Mysql says wait_timeout is 28800

haproxy says its client and server timeouts for mysql is 90m (== 5400)

keystone says connection_recycle_time is 3600.

So how is keystone ever getting a timeout?

haproxy doesn't show any mysql activity, so it isn't breaking connections.

I merged https://gerrit.wikimedia.org/r/c/operations/puppet/+/888107 in an attempt to standardize db config. I don't really expect it to fix nova but I'm hopeful that it will get the 'has gone away' warnings to stop, or at least provide us with a single lever to debug with.

Change 888220 had a related patch set uploaded (by Andrew Bogott; author: Andrew Bogott):

[operations/puppet@production] Openstack database config: lower timeouts quite a bit

https://gerrit.wikimedia.org/r/888220

Change 888220 merged by Andrew Bogott:

[operations/puppet@production] Openstack database config: lower timeouts quite a bit

https://gerrit.wikimedia.org/r/888220

Change 888242 had a related patch set uploaded (by Andrew Bogott; author: Andrew Bogott):

[operations/puppet@production] Openstack database config: enable 'use_db_reconnect'

https://gerrit.wikimedia.org/r/888242

Change 888242 merged by Andrew Bogott:

[operations/puppet@production] Openstack database config: enable 'use_db_reconnect'

https://gerrit.wikimedia.org/r/888242

Change 888703 had a related patch set uploaded (by Andrew Bogott; author: Andrew Bogott):

[operations/puppet@production] cloud-vps/galera: standardize timeouts across haprox/mysql

https://gerrit.wikimedia.org/r/888703

Change 888703 merged by Andrew Bogott:

[operations/puppet@production] cloud-vps/galera: standardize timeouts across haprox/mysql

https://gerrit.wikimedia.org/r/888703

Change 888703 merged by Andrew Bogott:

[operations/puppet@production] cloud-vps/galera: standardize timeouts across haprox/mysql

https://gerrit.wikimedia.org/r/888703

I reverted that one because it made things worse.

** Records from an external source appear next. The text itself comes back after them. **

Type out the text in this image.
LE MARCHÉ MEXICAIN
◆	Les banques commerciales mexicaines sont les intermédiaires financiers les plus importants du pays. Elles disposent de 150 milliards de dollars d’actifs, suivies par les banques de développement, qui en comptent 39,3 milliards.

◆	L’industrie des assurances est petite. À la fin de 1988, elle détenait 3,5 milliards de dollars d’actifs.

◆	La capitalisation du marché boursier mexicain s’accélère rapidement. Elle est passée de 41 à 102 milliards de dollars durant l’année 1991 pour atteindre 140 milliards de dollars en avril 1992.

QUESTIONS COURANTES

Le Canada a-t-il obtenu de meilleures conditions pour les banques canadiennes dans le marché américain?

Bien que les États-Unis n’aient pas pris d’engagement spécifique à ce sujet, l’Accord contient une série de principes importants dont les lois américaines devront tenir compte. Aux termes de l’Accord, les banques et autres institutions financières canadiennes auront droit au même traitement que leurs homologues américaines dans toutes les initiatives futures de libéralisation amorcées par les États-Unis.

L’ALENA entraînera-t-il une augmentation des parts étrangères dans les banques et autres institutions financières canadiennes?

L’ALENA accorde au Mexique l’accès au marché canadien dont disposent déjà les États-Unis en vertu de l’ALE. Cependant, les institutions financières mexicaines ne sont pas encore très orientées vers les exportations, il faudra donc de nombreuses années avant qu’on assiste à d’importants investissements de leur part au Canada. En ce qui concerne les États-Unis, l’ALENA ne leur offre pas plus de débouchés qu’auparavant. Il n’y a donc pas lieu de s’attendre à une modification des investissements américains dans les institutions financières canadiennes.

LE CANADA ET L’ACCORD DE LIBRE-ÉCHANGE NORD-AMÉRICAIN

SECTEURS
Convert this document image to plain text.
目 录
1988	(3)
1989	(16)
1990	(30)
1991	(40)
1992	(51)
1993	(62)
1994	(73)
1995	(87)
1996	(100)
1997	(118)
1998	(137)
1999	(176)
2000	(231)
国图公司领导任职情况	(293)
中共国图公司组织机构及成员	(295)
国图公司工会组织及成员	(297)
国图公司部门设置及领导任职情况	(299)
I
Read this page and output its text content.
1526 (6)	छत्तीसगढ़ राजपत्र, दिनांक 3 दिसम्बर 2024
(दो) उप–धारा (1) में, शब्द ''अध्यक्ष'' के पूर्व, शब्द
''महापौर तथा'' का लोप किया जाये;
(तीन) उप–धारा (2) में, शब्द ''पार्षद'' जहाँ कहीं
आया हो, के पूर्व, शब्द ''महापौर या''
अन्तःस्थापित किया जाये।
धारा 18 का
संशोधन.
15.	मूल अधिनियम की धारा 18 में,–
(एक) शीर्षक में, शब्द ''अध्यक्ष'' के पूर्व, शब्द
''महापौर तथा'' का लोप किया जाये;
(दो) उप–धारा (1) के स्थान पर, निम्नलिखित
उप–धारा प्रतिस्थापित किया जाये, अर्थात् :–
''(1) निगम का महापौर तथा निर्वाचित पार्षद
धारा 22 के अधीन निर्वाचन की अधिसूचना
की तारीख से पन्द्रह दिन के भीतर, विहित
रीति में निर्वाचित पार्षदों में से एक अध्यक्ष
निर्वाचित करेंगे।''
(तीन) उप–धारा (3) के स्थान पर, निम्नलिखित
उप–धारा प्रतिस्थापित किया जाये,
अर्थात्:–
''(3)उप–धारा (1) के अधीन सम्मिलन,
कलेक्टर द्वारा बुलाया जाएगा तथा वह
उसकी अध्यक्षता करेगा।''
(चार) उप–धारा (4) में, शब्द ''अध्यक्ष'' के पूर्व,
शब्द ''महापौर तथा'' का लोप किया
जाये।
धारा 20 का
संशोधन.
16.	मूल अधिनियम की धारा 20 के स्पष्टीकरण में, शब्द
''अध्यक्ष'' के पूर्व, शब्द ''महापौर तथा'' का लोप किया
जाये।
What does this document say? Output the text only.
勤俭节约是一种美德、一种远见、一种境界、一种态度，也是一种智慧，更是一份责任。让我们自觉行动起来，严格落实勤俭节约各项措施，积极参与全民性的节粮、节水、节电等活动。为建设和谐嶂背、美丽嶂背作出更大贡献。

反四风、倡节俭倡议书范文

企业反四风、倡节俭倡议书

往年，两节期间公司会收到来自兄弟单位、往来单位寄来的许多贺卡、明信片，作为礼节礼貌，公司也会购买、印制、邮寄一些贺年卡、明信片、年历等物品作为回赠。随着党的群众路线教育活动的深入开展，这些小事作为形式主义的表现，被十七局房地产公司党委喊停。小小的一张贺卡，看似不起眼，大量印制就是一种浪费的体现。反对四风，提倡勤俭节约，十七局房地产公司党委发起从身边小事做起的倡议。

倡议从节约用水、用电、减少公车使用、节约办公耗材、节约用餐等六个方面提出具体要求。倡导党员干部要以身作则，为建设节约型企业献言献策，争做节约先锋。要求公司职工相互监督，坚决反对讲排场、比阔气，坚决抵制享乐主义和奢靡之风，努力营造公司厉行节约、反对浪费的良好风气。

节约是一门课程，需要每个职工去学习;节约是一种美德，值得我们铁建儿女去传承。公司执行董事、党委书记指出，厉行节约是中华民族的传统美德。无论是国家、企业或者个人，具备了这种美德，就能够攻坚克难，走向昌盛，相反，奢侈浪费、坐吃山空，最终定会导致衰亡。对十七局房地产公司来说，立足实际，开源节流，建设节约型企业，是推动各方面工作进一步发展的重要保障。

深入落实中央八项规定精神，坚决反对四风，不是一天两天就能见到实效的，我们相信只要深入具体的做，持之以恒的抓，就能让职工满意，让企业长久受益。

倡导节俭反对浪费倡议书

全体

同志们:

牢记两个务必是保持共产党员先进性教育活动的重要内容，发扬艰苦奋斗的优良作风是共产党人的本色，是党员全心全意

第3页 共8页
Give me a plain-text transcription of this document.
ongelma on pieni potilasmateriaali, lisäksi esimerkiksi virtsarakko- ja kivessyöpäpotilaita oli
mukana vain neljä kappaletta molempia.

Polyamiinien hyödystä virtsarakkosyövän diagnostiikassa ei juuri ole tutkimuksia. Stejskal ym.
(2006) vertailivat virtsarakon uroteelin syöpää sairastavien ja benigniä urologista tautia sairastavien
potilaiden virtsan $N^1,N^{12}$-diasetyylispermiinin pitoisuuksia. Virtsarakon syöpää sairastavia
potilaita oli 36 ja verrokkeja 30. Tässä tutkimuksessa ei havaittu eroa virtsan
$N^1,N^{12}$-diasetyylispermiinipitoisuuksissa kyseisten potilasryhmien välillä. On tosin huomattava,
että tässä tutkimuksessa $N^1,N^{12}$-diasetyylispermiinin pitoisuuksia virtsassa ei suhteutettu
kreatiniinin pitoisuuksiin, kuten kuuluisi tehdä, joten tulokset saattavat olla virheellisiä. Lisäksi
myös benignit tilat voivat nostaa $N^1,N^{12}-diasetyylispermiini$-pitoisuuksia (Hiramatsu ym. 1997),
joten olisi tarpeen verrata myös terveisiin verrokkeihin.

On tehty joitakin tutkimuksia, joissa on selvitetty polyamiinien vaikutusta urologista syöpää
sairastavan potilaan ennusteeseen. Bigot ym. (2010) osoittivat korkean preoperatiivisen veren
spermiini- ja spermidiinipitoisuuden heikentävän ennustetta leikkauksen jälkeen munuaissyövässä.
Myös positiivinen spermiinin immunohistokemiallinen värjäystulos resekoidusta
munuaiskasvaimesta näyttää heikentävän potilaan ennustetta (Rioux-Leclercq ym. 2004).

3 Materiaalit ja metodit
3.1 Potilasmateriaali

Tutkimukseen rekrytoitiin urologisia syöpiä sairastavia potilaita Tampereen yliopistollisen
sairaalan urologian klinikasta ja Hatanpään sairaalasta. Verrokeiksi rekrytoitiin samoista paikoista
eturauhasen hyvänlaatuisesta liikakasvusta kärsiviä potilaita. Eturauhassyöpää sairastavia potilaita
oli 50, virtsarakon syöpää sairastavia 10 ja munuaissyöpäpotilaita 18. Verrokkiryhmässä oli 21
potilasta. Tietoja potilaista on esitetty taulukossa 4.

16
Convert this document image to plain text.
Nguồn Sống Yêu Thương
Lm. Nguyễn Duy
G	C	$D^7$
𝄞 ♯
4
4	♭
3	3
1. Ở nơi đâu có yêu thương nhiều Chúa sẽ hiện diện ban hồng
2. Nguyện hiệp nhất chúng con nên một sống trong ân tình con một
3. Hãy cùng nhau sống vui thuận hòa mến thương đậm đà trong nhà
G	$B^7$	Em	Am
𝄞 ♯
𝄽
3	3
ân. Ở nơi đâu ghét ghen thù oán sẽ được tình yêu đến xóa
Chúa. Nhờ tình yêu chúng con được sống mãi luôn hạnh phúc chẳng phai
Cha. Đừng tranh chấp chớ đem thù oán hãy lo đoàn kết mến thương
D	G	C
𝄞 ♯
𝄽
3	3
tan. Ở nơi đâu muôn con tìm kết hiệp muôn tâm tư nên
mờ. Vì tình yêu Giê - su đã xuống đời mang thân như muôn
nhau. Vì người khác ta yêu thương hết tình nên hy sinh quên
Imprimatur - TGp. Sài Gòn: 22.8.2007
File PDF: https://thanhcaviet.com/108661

Change 889235 had a related patch set uploaded (by Andrew Bogott; author: Andrew Bogott):

[operations/puppet@production] OpenStack nova: increase nova-api workers per node from 2 to 6

https://gerrit.wikimedia.org/r/889235

Change 889235 merged by Andrew Bogott:

[operations/puppet@production] OpenStack nova: increase nova-api workers per node from 2 to 8

https://gerrit.wikimedia.org/r/889235

I think this is fixed with the increase in worker nodes.